I wasn’t thinking about that. Right then I was worried about more practical stuff, like how we’re going to do this, how we’ll manage. My mother has to finish school to get her Realtor’s license. She’d said it herself: The life insurance won’t last a year.

“I’ve been going over it,” she said. “They say pregnancy is nine months, but it’s really more like ten. I’m taking the exam in March. As long as I pass…” She rolled her eyes and sighed. “I’m really going to need your support. If this baby is anything like you were, I was sick the whole time.”

“I’ll try,” I said.

“I know.” My mother started collecting silverware and stacking plates. “You’ve been a big help to me since your father died.” She put down the pile of dishes and rubbed her belly. “You’re the reason I think I can do this. You’ve really changed.”

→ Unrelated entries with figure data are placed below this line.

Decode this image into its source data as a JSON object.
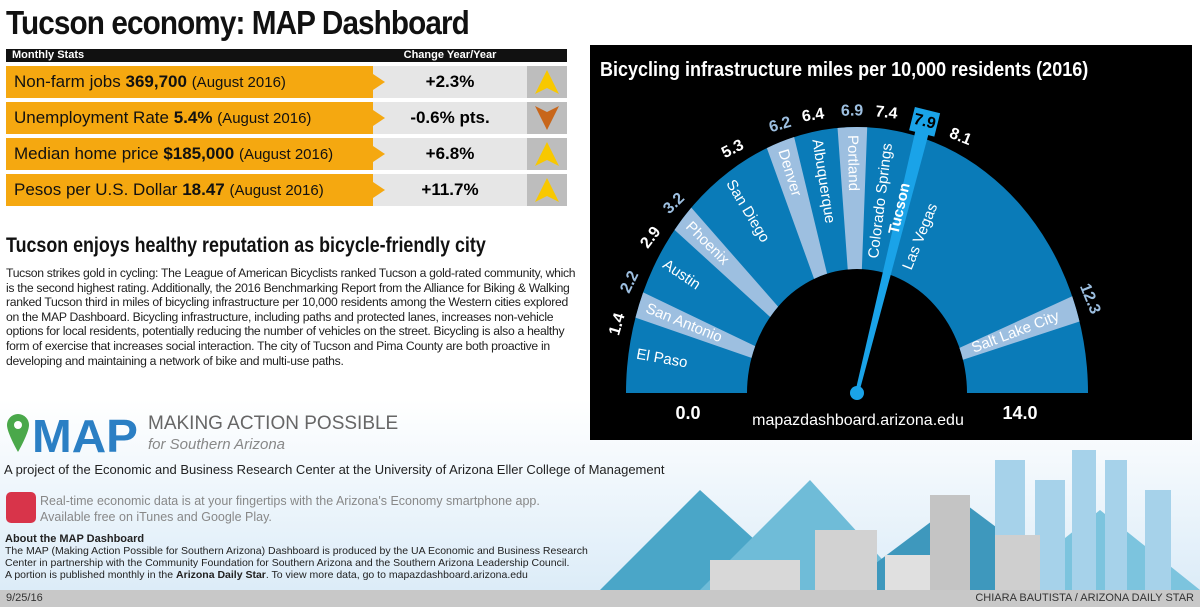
{
  "title": "Tucson economy: MAP Dashboard",
  "stats": {
    "header_left": "Monthly Stats",
    "header_right": "Change Year/Year",
    "rows": [
      {
        "label": "Non-farm jobs",
        "value": "369,700",
        "date": "(August 2016)",
        "change": "+2.3%",
        "direction": "up"
      },
      {
        "label": "Unemployment Rate",
        "value": "5.4%",
        "date": "(August 2016)",
        "change": "-0.6% pts.",
        "direction": "down"
      },
      {
        "label": "Median home price",
        "value": "$185,000",
        "date": "(August 2016)",
        "change": "+6.8%",
        "direction": "up"
      },
      {
        "label": "Pesos per U.S. Dollar",
        "value": "18.47",
        "date": "(August 2016)",
        "change": "+11.7%",
        "direction": "up"
      }
    ],
    "colors": {
      "label_bg": "#f5a810",
      "up": "#f8c800",
      "down": "#c8661a"
    }
  },
  "article": {
    "heading": "Tucson enjoys healthy reputation as bicycle-friendly city",
    "body": "Tucson strikes gold in cycling: The League of American Bicyclists ranked Tucson a gold-rated community, which is the second highest rating. Additionally, the 2016 Benchmarking Report from the Alliance for Biking & Walking ranked Tucson third in miles of bicycling infrastructure per 10,000 residents among the Western cities explored on the MAP Dashboard. Bicycling infrastructure, including paths and protected lanes, increases non-vehicle options for local residents, potentially reducing the number of vehicles on the street. Bicycling is also a healthy form of exercise that increases social interaction. The city of Tucson and Pima County are both proactive in developing and maintaining a network of bike and multi-use paths."
  },
  "chart_data": {
    "type": "gauge",
    "title": "Bicycling infrastructure miles per 10,000 residents (2016)",
    "range": [
      0,
      14
    ],
    "min_label": "0.0",
    "max_label": "14.0",
    "source": "mapazdashboard.arizona.edu",
    "points": [
      {
        "city": "El Paso",
        "value": 1.4,
        "label": "1.4",
        "highlight": false
      },
      {
        "city": "San Antonio",
        "value": 2.2,
        "label": "2.2",
        "highlight": true
      },
      {
        "city": "Austin",
        "value": 2.9,
        "label": "2.9",
        "highlight": false
      },
      {
        "city": "Phoenix",
        "value": 3.2,
        "label": "3.2",
        "highlight": true
      },
      {
        "city": "San Diego",
        "value": 5.3,
        "label": "5.3",
        "highlight": false
      },
      {
        "city": "Denver",
        "value": 6.2,
        "label": "6.2",
        "highlight": true
      },
      {
        "city": "Albuquerque",
        "value": 6.4,
        "label": "6.4",
        "highlight": false
      },
      {
        "city": "Portland",
        "value": 6.9,
        "label": "6.9",
        "highlight": true
      },
      {
        "city": "Colorado Springs",
        "value": 7.4,
        "label": "7.4",
        "highlight": false
      },
      {
        "city": "Tucson",
        "value": 7.9,
        "label": "7.9",
        "needle": true
      },
      {
        "city": "Las Vegas",
        "value": 8.1,
        "label": "8.1",
        "highlight": false
      },
      {
        "city": "Salt Lake City",
        "value": 12.3,
        "label": "12.3",
        "highlight": true
      }
    ],
    "colors": {
      "band": "#0a7bb8",
      "highlight": "#9dbfe0",
      "needle": "#1aa3e8",
      "background": "#000000"
    }
  },
  "brand": {
    "logo_text": "MAP",
    "line1": "MAKING ACTION POSSIBLE",
    "line2": "for Southern Arizona",
    "project": "A project of the Economic and Business Research Center at the University of Arizona Eller College of Management",
    "app_line1": "Real-time economic data is at your fingertips with the Arizona's Economy smartphone app.",
    "app_line2": "Available free on iTunes and Google Play."
  },
  "about": {
    "heading": "About the MAP Dashboard",
    "line1": "The MAP (Making Action Possible for Southern Arizona) Dashboard is produced by the UA Economic and Business Research",
    "line2": "Center in partnership with the Community Foundation for Southern Arizona and the Southern Arizona Leadership Council.",
    "line3_a": "A portion is published monthly in the ",
    "line3_b": "Arizona Daily Star",
    "line3_c": ". To view more data, go to mapazdashboard.arizona.edu"
  },
  "footer": {
    "date": "9/25/16",
    "credit": "CHIARA BAUTISTA / ARIZONA DAILY STAR"
  }
}
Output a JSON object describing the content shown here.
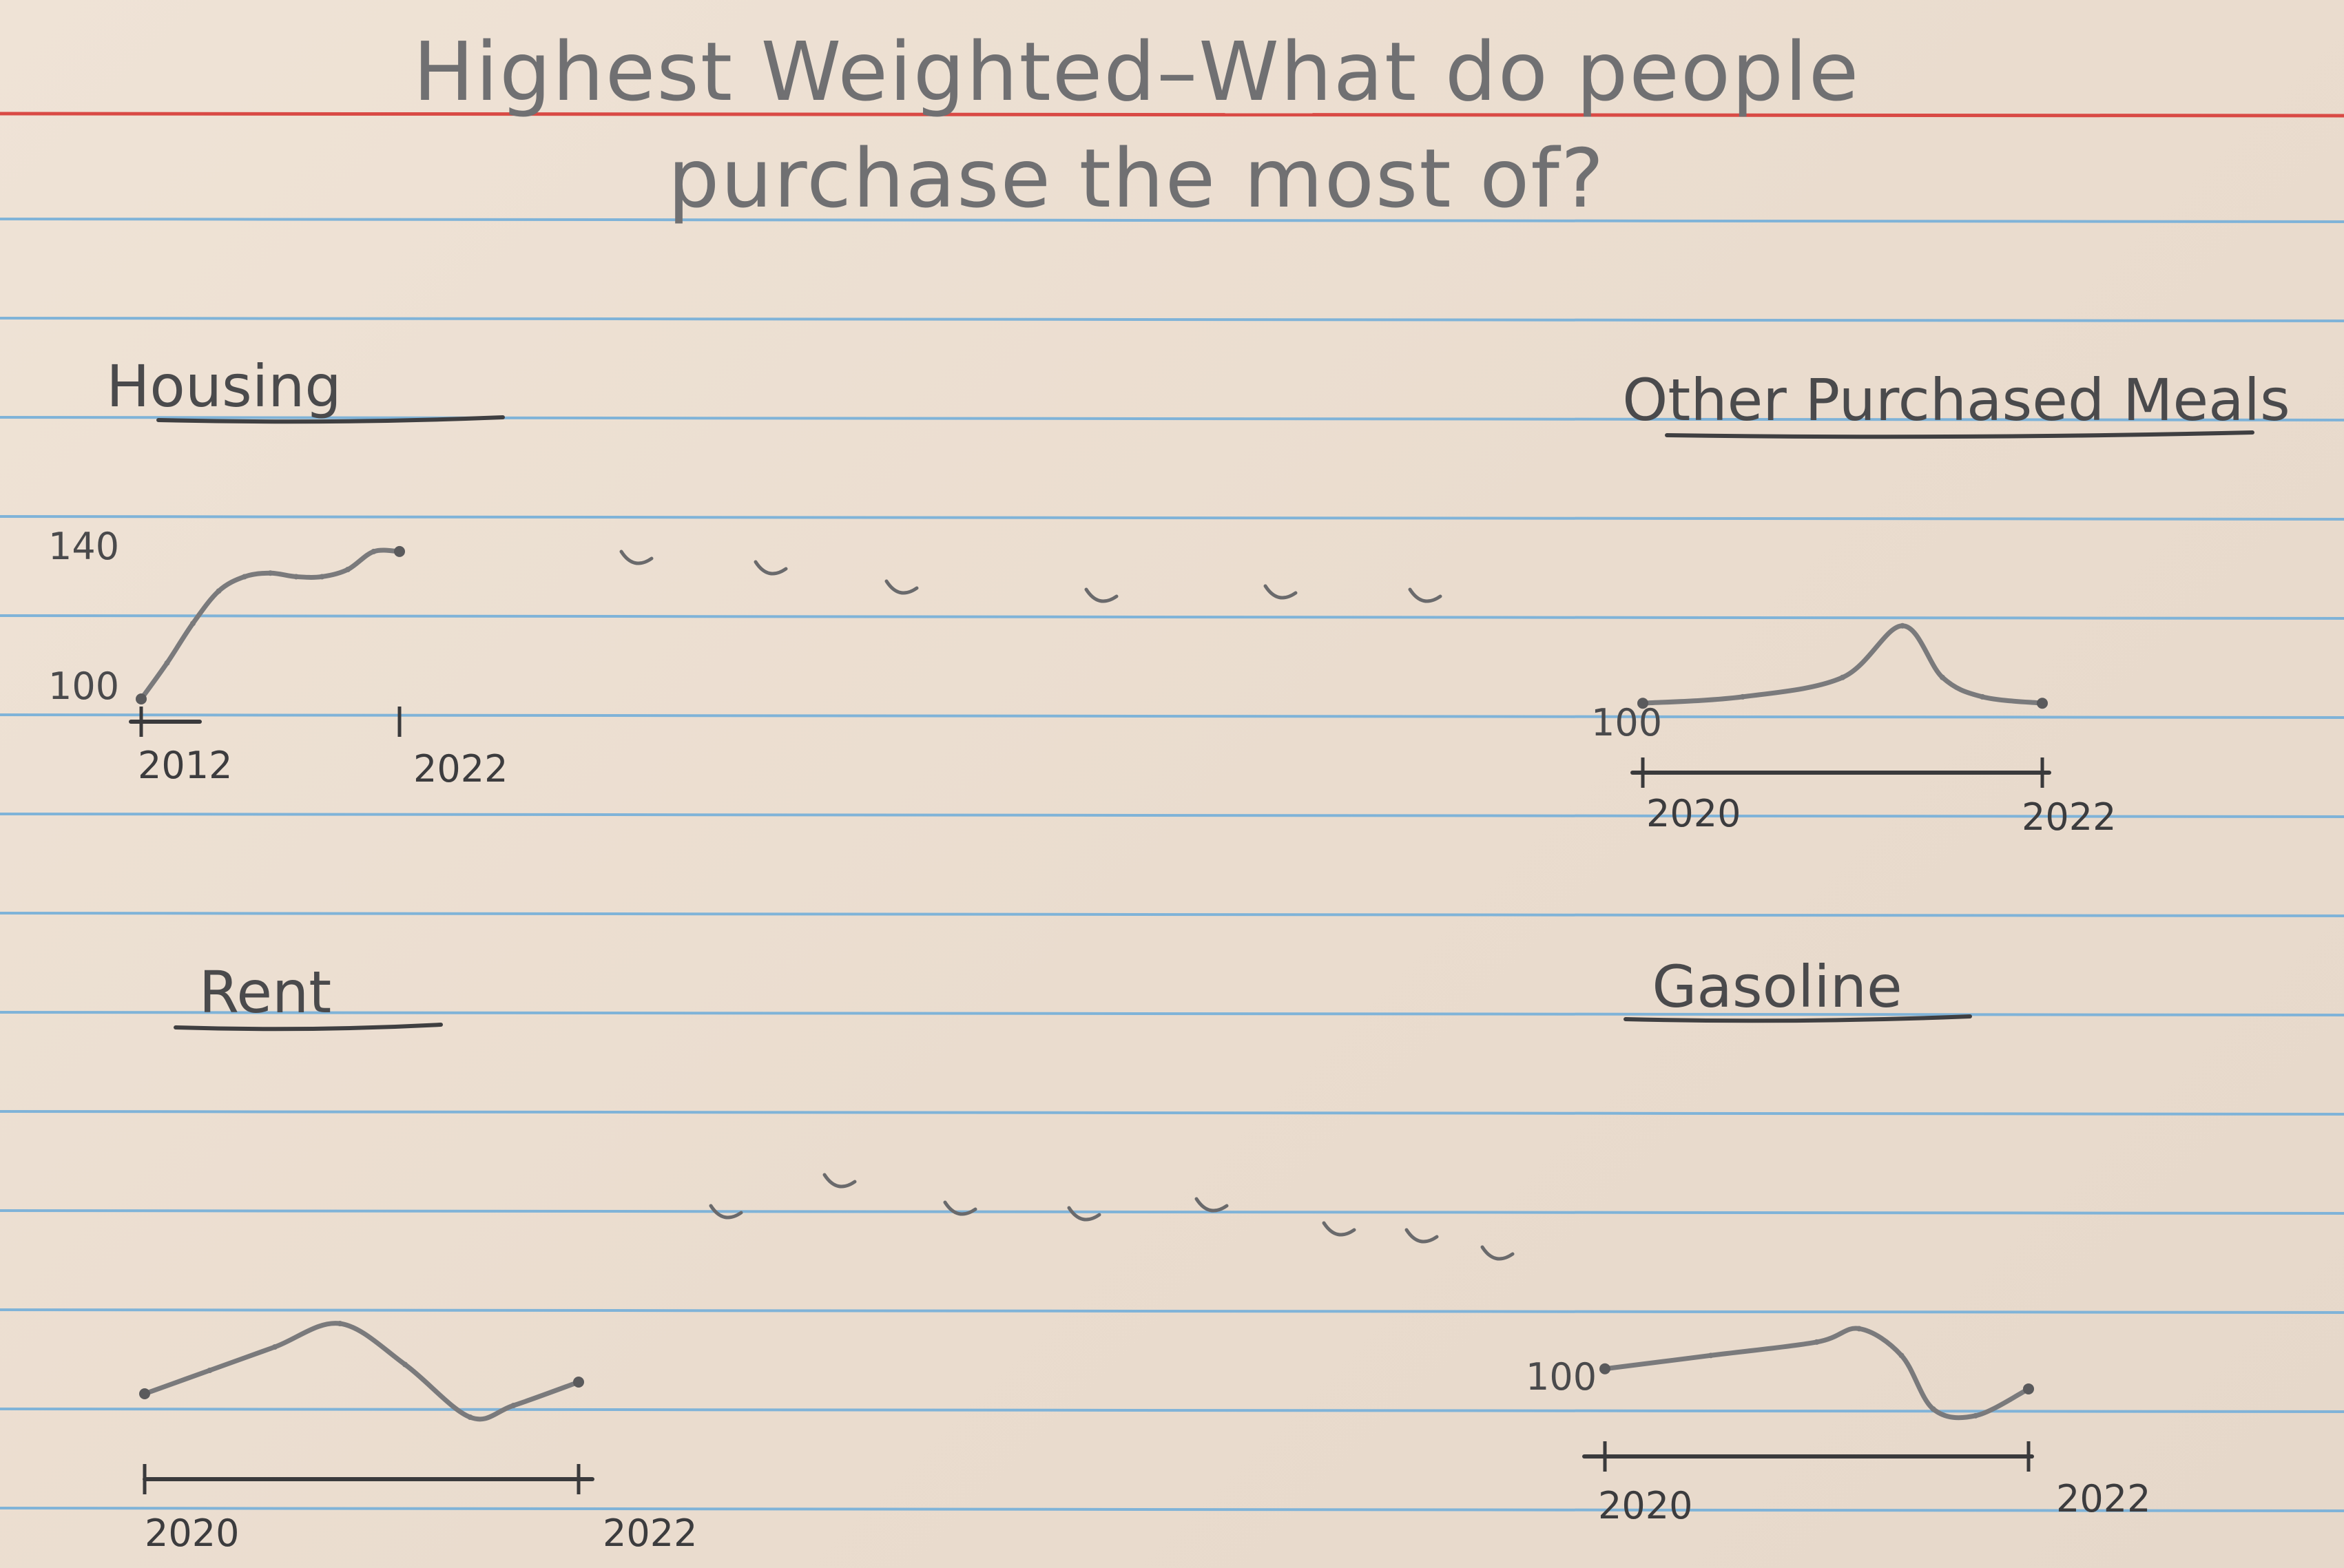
{
  "title": {
    "line1": "Highest Weighted–What do people",
    "line2": "purchase the most of?"
  },
  "colors": {
    "paper": "#ecdfd2",
    "rule_blue": "#7fb3d8",
    "rule_red": "#d94a45",
    "pencil": "#6a6a6c"
  },
  "chart_data": [
    {
      "type": "line",
      "title": "Housing",
      "x": [
        2012,
        2013,
        2014,
        2015,
        2016,
        2017,
        2018,
        2019,
        2020,
        2021,
        2022
      ],
      "series": [
        {
          "values": [
            100,
            110,
            121,
            130,
            134,
            135,
            134,
            134,
            136,
            141,
            141
          ]
        }
      ],
      "xticks": [
        "2012",
        "2022"
      ],
      "yticks": [
        "100",
        "140"
      ],
      "xlim": [
        2012,
        2022
      ],
      "ylim": [
        100,
        145
      ]
    },
    {
      "type": "line",
      "title": "Other Purchased Meals",
      "x": [
        2020.0,
        2020.5,
        2021.0,
        2021.3,
        2021.5,
        2021.7,
        2022.0
      ],
      "series": [
        {
          "values": [
            100,
            101,
            104,
            112,
            104,
            101,
            100
          ]
        }
      ],
      "xticks": [
        "2020",
        "2022"
      ],
      "yticks": [
        "100"
      ],
      "xlim": [
        2020,
        2022
      ],
      "ylim": [
        98,
        114
      ]
    },
    {
      "type": "line",
      "title": "Rent",
      "x": [
        2020.0,
        2020.3,
        2020.6,
        2020.9,
        2021.2,
        2021.5,
        2021.7,
        2022.0
      ],
      "series": [
        {
          "values": [
            100,
            104,
            108,
            112,
            105,
            96,
            98,
            102
          ]
        }
      ],
      "xticks": [
        "2020",
        "2022"
      ],
      "yticks": [],
      "xlim": [
        2020,
        2022
      ],
      "ylim": [
        94,
        114
      ]
    },
    {
      "type": "line",
      "title": "Gasoline",
      "x": [
        2020.0,
        2020.5,
        2021.0,
        2021.2,
        2021.4,
        2021.55,
        2021.75,
        2022.0
      ],
      "series": [
        {
          "values": [
            100,
            102,
            104,
            106,
            102,
            94,
            93,
            97
          ]
        }
      ],
      "xticks": [
        "2020",
        "2022"
      ],
      "yticks": [
        "100"
      ],
      "xlim": [
        2020,
        2022
      ],
      "ylim": [
        90,
        108
      ]
    }
  ]
}
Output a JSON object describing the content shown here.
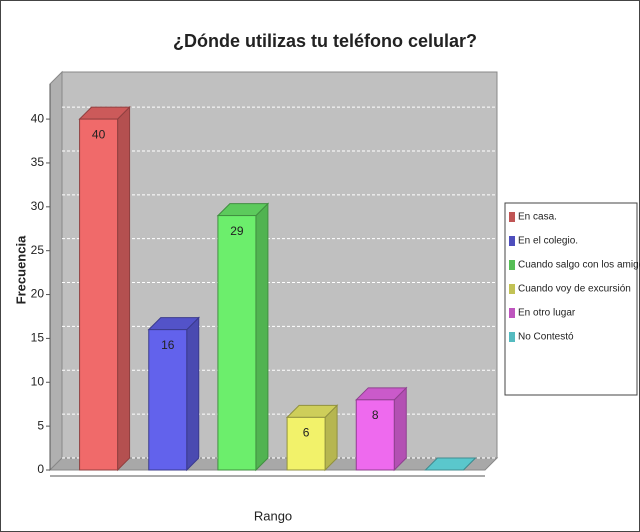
{
  "chart_data": {
    "type": "bar3d",
    "title": "¿Dónde utilizas tu teléfono celular?",
    "x_label": "Rango",
    "y_label": "Frecuencia",
    "series": [
      {
        "name": "En casa.",
        "color": "#f06a6a",
        "values": [
          40
        ]
      },
      {
        "name": "En el colegio.",
        "color": "#6262ec",
        "values": [
          16
        ]
      },
      {
        "name": "Cuando salgo con los amigos",
        "color": "#6cee6c",
        "values": [
          29
        ]
      },
      {
        "name": "Cuando voy de excursión",
        "color": "#f2f26a",
        "values": [
          6
        ]
      },
      {
        "name": "En otro lugar",
        "color": "#ee6aee",
        "values": [
          8
        ]
      },
      {
        "name": "No Contestó",
        "color": "#6aeaf0",
        "values": [
          0
        ]
      }
    ],
    "ylim": [
      0,
      44
    ],
    "yticks": [
      0,
      5,
      10,
      15,
      20,
      25,
      30,
      35,
      40
    ],
    "grid": true,
    "legend": "right"
  }
}
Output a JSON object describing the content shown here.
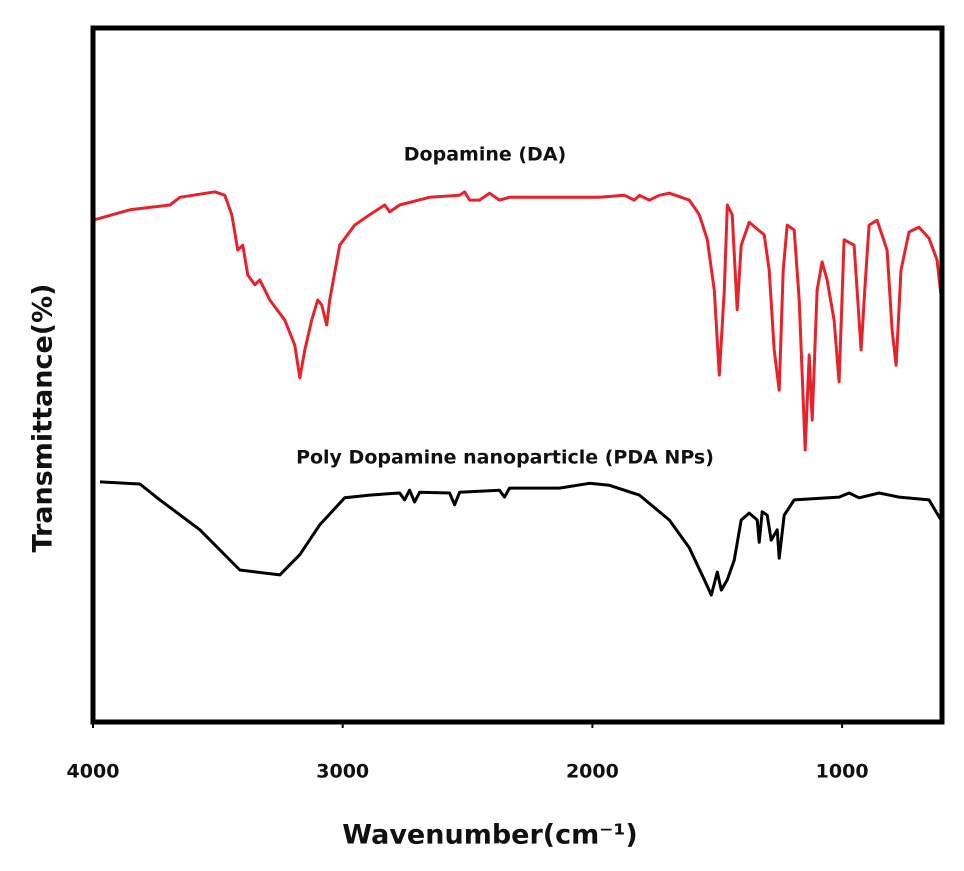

Not really, I thought. Giving up cheese-filled pretzels doesn’t make me a new person. I wish my mother understood that. It’s Madeline who does the dishes and folds the laundry and picks up my room. Me, I’m constantly slipping, slacking off.

I don’t know who I am, what I want. That’s not true. I’m Madeline’s sister and I don’t want to waste my time with stupid stuff. I dropped out of Key Club. Not officially—I just stopped going to their lame meetings. They were probably going to kick me out anyway. I never sold any ads for that program like I was supposed to. Today I tried to quit cross-country, and I would’ve done it, too, but Coach Buffman refused to accept my resignation. I’d put it in writing and put it in his mailbox because I was too chicken to tell him face-to-face. It didn’t work. He called me out of study hall and read me the riot act.

“What’s this?” he said, pinching the letter by its corner, holding it out like a dirty diaper.